2. MAKE THE SAUCE: In a large bowl, combine all the sauce ingredients and reserve.

3. Heat a wok over high heat for 30 seconds.  Add 2 tablespoons of the peanut oil and turn the wok to coat with oil. When a wisp of white smoke appears, add the ginger and salt. Stir, using a large metal spatula, for 10 seconds. Add the mushrooms and stir fry for 10 seconds. Add the snow peas, bamboo shoots and water chestnuts; sprinkle with a little water and stir fry for 2 minutes. Transfer the vegetables to a bowl and set aside. Wipe out the wok with paper towels.
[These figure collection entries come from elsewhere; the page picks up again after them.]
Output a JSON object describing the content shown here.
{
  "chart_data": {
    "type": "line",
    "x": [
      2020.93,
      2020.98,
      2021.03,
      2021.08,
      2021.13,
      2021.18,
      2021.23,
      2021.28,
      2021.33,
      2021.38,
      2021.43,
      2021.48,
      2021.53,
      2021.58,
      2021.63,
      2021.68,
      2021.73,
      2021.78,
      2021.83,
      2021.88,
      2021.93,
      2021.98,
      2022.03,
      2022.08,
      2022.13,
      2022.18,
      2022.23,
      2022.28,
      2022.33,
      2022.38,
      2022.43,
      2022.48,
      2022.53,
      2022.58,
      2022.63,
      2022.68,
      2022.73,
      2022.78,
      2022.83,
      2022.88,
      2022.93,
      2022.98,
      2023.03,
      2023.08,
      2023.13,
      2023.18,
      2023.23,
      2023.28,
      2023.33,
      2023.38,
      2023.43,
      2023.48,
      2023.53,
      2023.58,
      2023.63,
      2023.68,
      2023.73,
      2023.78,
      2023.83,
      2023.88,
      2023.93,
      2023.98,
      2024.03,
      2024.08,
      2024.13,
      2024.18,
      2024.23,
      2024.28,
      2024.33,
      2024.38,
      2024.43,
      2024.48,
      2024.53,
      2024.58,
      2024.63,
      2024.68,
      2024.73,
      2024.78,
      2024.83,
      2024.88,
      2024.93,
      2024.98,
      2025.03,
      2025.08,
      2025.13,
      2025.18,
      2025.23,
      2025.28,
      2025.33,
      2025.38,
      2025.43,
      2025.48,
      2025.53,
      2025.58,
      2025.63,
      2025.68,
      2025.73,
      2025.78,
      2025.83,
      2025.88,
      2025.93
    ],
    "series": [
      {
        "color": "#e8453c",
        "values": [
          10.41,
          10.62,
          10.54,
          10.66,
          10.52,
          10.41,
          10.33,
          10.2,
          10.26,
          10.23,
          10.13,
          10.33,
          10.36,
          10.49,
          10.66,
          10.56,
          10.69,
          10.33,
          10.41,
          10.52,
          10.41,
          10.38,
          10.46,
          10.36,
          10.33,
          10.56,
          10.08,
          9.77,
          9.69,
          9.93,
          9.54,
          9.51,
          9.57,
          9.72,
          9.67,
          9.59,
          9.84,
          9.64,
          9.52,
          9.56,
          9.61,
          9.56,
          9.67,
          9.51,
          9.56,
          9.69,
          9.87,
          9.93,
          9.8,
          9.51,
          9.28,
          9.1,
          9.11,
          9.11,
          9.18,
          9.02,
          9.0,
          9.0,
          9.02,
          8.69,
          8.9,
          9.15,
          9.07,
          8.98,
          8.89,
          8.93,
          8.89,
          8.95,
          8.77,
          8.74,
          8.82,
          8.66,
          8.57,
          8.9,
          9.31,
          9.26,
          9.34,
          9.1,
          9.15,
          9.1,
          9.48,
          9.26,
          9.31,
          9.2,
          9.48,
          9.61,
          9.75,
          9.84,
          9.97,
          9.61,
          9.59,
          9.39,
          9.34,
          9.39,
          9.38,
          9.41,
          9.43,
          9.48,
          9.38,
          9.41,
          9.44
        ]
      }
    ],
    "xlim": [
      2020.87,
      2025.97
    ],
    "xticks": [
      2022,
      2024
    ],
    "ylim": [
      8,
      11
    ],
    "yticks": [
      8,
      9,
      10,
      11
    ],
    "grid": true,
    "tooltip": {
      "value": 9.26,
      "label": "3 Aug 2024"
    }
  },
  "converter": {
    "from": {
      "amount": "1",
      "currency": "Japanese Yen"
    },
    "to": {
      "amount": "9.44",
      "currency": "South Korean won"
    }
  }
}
4. Heat the wok over high heat for 20 seconds and add the remaining 1 1/2 tablespoons peanut oil. Turn the wok to coat with oil. When a wisp of white smoke appears, add the garlic. When it begins to brown, add the chicken with the marinade. Spread the chicken out in a single layer and cook undisturbed for 2 minutes. Turn the chicken pieces over and cook for 1 more minute. Drizzle the wine down the inside rim of the wok and stir it into the chicken.  Continue to cook until the chicken is cooked through, about 1 minute longer.

5. Add the reserved vegetables and stir fry for 2 minutes. Make a well in the center of the mixture.Stir the sauce to combine and pour it into the well. Mix all the ingredients together, bring the sauce to a boil and cook until thickened, about 30 seconds.Transfer to a warm platter and serve immediately.